Tips for Starting Child Care

How to Choose Child Care & Adjust to Changes

Worried about the adjustments that come with starting child care? View our guide to help you with your child care search and prepare your family for the change.

Often no amount of planning and organizing prepares you for the mixture of emotions associated with starting child care and the adjustments you will need to make. Whether you took a short or long maternity leave, you are re-entering the workforce, or your significant other is returning to work, many practical and logical parents have found themselves in unexpected tears on the first and subsequent days.

Some parents are struck by an unexpected wave of emotions when their child expresses very normal desires to be home instead of in child care or the day when their child runs and hides or even cries during pick-up. Others struggle with managing work-life balance especially on days when their child is sick and they have an important meeting to attend. You get the picture: starting child care is emotional and it can take time to adjust to new routines and schedules.

Tips for Helping Parents Start Child Care

Recognize your emotions. There are biological things going on that make us feel stress when we separate from our young children. We are meant to protect and care for our vulnerable children. Most of us aren’t facing daily struggles to survive, but we still experience the same protective instincts. This doesn’t mean we should ignore these feelings, but putting them into perspective is helpful.

Educate yourself about child care and early education. Child care can be a wonderful and nurturing experience for your child. A high quality child care program can help your child learn, develop, and thrive. On the other hand, a low quality daycare can do the opposite. Most news stories focus on the dangers of poor quality child care and ignore the less sensational, but equally important, news that high quality child care programs often provide equally or more positive early experiences for young children and better prepares children for school.

When searching for child care, how can a parent know the differences between high and low quality child care programs? Sometimes it’s easy to tell and other times it isn’t. Fortunately, there are many reliable resources available to help you with your child care search.

  • The National Association for the Education of Young Children (NAEYC): a national non-profit organization that provides guidance, standards, and research about early childhood and child care
  • Child Care Aware: a national non-profit focused on child care information, referral, quality, and safety
  • Many states have Quality Rating and Improvement Systems (QRIS) to monitor, assess, and guide child care program quality. Search using your state name and the term QRIS to find resources.
  • Education Checklists: guidance to help you evaluate infant, toddler, and preschool programs

Be confident with your child care decision. It is absolutely, 100% okay for you to work and raise children at the same time. No matter what you may read or hear, having your child in a high quality early care and education program can be advantageous in many ways. Each family is different and determining what is right for your family is your priority. Thinking through why child care is the right choice for your family can help prepare you for questions and unsolicited advice you may face. Further, learning about the positive impact of early care and education can give you the information you need to feel more confident in your decision and understand that whether you’re making this choice out of need or want, it is a positive one.

Build a relationship with child care teachers and caregivers. The relationship between you and your child’s caregiver or teacher is a very important one and can go a long way in minimizing difficult emotions. To ensure the experience is positive for the whole family, build a trusting partnership with teachers when starting child care.

Find out about family partnerships programs at your center. You should look for things like an open-door policy, opportunities for regular parent-teacher conferences, family events and volunteer opportunities, and regular communication. Mutual respect is also key. Trusting the director and teachers to facilitate a nurturing and educationally-appropriate program, while they work in tandem with you as the expert on your child, is a great way to feel confident in your decision and minimize stress.

Have a back-up child care plan. There will be days when the unexpected happens. Your sick child is unable to attend child care or your center is closed on a day you work. Having a back-up child care plan in place can ease the emotional upheaval of the situation.

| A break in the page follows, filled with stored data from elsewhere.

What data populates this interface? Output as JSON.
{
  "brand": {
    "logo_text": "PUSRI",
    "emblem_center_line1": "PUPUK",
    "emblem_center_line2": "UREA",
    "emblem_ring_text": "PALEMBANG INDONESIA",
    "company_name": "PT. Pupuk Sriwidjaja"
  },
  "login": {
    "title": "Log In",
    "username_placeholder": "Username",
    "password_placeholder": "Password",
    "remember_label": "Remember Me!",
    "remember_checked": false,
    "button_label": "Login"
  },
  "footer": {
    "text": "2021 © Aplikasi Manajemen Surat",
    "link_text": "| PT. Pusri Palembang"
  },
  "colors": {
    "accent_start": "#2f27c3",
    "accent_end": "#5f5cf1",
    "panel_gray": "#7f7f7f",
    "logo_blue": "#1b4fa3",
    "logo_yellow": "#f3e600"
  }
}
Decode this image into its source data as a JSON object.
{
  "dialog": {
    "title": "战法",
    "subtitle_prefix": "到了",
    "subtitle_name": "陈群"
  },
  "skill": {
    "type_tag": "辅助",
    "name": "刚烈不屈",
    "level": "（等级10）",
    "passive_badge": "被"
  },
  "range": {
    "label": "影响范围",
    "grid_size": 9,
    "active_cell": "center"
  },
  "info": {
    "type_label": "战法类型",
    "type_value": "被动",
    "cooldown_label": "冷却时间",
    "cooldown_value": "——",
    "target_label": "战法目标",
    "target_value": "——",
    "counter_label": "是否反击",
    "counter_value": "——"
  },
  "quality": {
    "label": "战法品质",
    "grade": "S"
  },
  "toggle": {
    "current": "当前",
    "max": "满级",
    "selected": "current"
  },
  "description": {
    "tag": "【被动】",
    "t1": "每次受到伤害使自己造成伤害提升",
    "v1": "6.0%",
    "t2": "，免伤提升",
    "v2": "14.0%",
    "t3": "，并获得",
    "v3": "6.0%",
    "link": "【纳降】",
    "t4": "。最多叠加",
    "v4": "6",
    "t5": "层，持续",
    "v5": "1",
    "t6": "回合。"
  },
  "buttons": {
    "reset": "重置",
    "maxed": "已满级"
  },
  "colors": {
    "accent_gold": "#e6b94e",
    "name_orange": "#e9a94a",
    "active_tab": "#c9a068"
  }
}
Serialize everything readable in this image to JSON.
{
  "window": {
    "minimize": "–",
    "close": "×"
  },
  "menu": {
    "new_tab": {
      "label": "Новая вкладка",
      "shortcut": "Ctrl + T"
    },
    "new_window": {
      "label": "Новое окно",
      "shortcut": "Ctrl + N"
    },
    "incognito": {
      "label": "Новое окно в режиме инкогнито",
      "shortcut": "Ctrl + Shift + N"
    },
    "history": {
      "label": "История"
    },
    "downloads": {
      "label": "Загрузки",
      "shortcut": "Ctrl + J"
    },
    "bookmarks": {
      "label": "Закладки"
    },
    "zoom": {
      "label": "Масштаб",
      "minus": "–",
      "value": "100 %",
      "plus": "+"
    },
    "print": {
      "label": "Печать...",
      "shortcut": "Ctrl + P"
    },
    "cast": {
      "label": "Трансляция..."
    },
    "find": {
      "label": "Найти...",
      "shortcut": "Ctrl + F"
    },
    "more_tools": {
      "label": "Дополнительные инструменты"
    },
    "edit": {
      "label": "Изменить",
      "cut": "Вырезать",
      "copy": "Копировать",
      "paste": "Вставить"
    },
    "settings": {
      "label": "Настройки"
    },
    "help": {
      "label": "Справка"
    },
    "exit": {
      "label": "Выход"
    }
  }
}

Identify a family member, friend, or child care center with a sick child program long before you need it. Also, check with your employer on any policies or benefits that may be related to back-up child care. If they don’t currently have them, you might be the advocate they need to put them into practice. Additionally, knowing your own vacation and sick policies is important. Taking a day off to care for your child can be a special moment rather than a stressful time if you have the flexibility to do so.

Develop routines. Young children do not have a well-developed sense of permanence or time. This causes them to have more emotions when they are with new people or in new places. They have also developed strong and important attachments to their family, and will tend to show preference for being with you. This happens no matter how high quality the early care and education program is. Establishing family routines is a way to help children feel more secure and comfortable. Ideas include:

  • Pick up and drop off at roughly the same time so the same teachers and children are there and similar activities are occurring.
  • Develop fun routine activities for before and after child care. Maybe you sing the same song every morning before drop off and have the same snack in the car on the way home each day.
  • Have a transition plan for your first days and months in child care. Perhaps, each day you read a story in the book area together or your child waves to you from a special window. The caregiver/teacher can help you think of ideas. While these routines don’t have to be rigid, they are important and can minimize many emotional challenges.

Raising children is emotional. There is no way around that. But, that should be considered a good thing. That means we love our children and want the best for them. So, one of the most important ways to prepare for child care is to expect a few tears of sadness and a few of joy along the way as you juggle and enjoy working life and parenthood.